What you might think about father figures who adopt a domineering or authoritarian form of parenting or who inflict what you might consider to be unnecessary and over the top physical punishment on young children or who impose their religious beliefs on their children is completely irrelevant to your determination of whether [the appellant] committed any of the offences with which he is charged.
To put it bluntly I suppose [the appellant] is not on trial for having bad parenting techniques or for that matter imposing his religious beliefs on members of his family.
You can, if you see fit, use the evidence given by [A] and [S] to which I've referred in making any findings as to the nature of the relationship that existed between [A] and [the appellant] at the time of the alleged offences.
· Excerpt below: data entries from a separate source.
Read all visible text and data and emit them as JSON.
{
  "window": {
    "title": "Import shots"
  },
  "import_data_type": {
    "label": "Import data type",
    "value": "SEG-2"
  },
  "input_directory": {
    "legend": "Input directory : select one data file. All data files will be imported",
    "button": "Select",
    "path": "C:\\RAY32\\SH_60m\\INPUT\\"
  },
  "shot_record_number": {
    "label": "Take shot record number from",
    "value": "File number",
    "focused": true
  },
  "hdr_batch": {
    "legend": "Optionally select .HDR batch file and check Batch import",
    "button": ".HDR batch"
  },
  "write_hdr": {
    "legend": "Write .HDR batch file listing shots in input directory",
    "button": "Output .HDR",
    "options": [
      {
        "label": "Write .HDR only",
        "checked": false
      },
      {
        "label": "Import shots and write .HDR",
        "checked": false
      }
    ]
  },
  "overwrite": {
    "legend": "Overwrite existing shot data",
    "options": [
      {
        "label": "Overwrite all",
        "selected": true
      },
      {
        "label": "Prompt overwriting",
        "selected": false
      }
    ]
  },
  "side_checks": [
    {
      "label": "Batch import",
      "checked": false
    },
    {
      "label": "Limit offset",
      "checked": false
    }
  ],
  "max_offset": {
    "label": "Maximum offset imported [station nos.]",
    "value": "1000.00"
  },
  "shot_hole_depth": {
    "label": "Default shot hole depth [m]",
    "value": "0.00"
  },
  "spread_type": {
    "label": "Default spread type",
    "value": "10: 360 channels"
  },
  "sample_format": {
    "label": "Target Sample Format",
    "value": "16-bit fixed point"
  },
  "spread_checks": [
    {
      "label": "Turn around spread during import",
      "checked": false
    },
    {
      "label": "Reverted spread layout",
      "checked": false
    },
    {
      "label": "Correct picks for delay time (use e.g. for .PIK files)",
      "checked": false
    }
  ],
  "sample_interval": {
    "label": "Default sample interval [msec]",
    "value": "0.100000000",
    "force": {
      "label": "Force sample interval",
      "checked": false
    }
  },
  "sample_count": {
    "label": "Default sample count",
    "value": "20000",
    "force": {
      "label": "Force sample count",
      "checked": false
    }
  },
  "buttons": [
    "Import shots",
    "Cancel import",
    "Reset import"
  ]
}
However, that is the only use that you can make of the evidence. So in that regard the evidence is relevant. You can make findings based on it as to what the relationship was like.
What you can't do is allow any feelings you might have about that time of relationship to somehow impact upon your objective consideration of the evidence in the case and in deciding whether the State has proved the charges beyond reasonable doubt.
As I've said, any adverse views or feelings or in other words prejudices that you may hold towards people who adopt an authoritarian approach to parenting or who use physical punishment or to impose their religious beliefs on other members of their family are irrelevant to your determination of the issues in this case and they must be put, by you, to one side.
Now, similarly, and I have some hesitation in saying this to you because I don't want you to think I'm insulting you by saying it but Mr Freitag understandably also raised it in his opening address. You know here that [the appellant] is an Islamic man.
Now, I don't know whether any of you have any views about Islam or otherwise but clearly if you do hold any such views, whether they're sympathetic or prejudicial, again they're irrelevant. That's the sort of thing I'm talking about. You need to put those sort of feelings, if you have them, to one side.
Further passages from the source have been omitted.